Choisir un jeu et se l'approprier
Par quoi commencer, comment mélanger, et quelle part de rituel mérite d'être gardée.
Commencez par un jeu dont les images racontent des histoires. Les images de Rider-Waite-Smith, et les nombreux jeux bâtis dessus, mettent une scène sur chaque carte, y compris les numérales. C’est plus important qu’il n’y paraît : une carte que vous ne connaissez pas par cœur se lit en regardant ce qui s’y passe.
Les jeux qui impriment les mineurs comme des rangées de coupes et de pièces sont souvent très beaux. Et nettement plus durs pour apprendre, parce qu’il n’y a rien à lire.
Au-delà, une seule exigence. Il faut que vous aimiez l’avoir en main, car un jeu que vous trouvez laid, vous ne le sortirez pas de l’étagère.
Mélanger
N’importe quelle méthode qui mélange vraiment convient. À la main, en riffle, ou étalé face cachée sur la table et brassé à deux mains.
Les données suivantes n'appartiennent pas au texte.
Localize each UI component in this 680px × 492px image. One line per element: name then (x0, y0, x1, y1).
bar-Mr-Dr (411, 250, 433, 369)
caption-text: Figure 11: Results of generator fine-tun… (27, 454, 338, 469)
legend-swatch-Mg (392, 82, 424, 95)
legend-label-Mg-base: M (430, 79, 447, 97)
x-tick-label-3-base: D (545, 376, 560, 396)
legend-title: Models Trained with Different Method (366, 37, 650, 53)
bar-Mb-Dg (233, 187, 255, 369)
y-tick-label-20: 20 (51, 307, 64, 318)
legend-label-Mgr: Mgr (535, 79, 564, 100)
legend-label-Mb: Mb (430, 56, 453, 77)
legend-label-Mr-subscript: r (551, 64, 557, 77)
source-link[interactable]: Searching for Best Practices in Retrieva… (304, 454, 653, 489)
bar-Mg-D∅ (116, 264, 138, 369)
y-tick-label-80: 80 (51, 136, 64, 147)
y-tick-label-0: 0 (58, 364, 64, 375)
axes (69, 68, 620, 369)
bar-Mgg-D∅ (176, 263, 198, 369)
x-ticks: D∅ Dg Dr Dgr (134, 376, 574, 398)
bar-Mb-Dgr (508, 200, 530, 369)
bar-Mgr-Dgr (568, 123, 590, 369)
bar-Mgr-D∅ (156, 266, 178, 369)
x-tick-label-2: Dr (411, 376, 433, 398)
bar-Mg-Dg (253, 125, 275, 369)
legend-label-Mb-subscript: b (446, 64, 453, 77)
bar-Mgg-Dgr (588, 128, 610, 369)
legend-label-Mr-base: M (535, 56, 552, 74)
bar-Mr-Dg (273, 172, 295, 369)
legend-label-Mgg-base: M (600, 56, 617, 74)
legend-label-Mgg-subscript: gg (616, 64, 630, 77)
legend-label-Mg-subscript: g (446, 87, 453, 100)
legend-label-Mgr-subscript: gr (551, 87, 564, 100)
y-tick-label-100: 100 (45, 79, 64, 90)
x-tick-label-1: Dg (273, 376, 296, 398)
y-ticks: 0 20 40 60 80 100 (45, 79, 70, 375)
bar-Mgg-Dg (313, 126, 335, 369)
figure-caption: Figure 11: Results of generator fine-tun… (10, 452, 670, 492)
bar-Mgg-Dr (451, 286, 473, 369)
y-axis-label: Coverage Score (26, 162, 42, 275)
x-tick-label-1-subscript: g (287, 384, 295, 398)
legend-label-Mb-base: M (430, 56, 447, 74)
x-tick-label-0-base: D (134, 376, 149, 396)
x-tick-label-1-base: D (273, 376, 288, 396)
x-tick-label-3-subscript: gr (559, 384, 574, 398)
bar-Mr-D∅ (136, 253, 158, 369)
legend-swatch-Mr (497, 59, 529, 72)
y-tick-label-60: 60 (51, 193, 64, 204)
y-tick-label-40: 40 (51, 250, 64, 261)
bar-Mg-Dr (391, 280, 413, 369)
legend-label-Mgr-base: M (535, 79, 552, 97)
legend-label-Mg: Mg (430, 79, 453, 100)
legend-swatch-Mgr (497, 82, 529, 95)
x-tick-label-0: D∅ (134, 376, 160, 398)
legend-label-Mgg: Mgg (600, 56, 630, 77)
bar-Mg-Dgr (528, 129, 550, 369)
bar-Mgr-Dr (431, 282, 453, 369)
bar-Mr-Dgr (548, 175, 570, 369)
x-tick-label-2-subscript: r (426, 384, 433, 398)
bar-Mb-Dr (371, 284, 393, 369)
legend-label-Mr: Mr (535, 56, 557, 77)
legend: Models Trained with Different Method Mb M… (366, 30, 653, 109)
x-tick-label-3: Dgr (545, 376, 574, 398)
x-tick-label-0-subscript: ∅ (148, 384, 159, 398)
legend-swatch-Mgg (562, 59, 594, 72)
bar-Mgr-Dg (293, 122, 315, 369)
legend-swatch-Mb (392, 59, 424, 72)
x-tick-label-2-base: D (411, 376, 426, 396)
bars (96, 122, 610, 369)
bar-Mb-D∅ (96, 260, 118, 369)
Si vous lisez les cartes inversées, cette dernière façon les donne le plus facilement. Sinon, gardez le jeu dans un seul sens et n’y pensez plus jamais.
Mélangez jusqu’à ce que cela semble fini. Inutile de compter. Couper ou non ne change rien mécaniquement, et le sens de la coupe est exactement celui-ci : elle vous donne une seconde pour vous rassembler avant la première carte.
Le rituel, honnêtement
Clair de lune, étoffe de soie, personne d’autre ne touche votre jeu. Les cartes n’en changent pas. Vous, si, et ce n’est pas rien : un tirage fonctionne entièrement à l’attention, et une petite routine constante signale à votre attention que quelque chose commence.
Gardez donc ce qui vous rassemble et laissez tomber ce qui est devenu une corvée sans que vous le remarquiez. Si une règle sur votre jeu est la raison pour laquelle vous n’y avez pas touché depuis un mois, c’est la règle qui perd.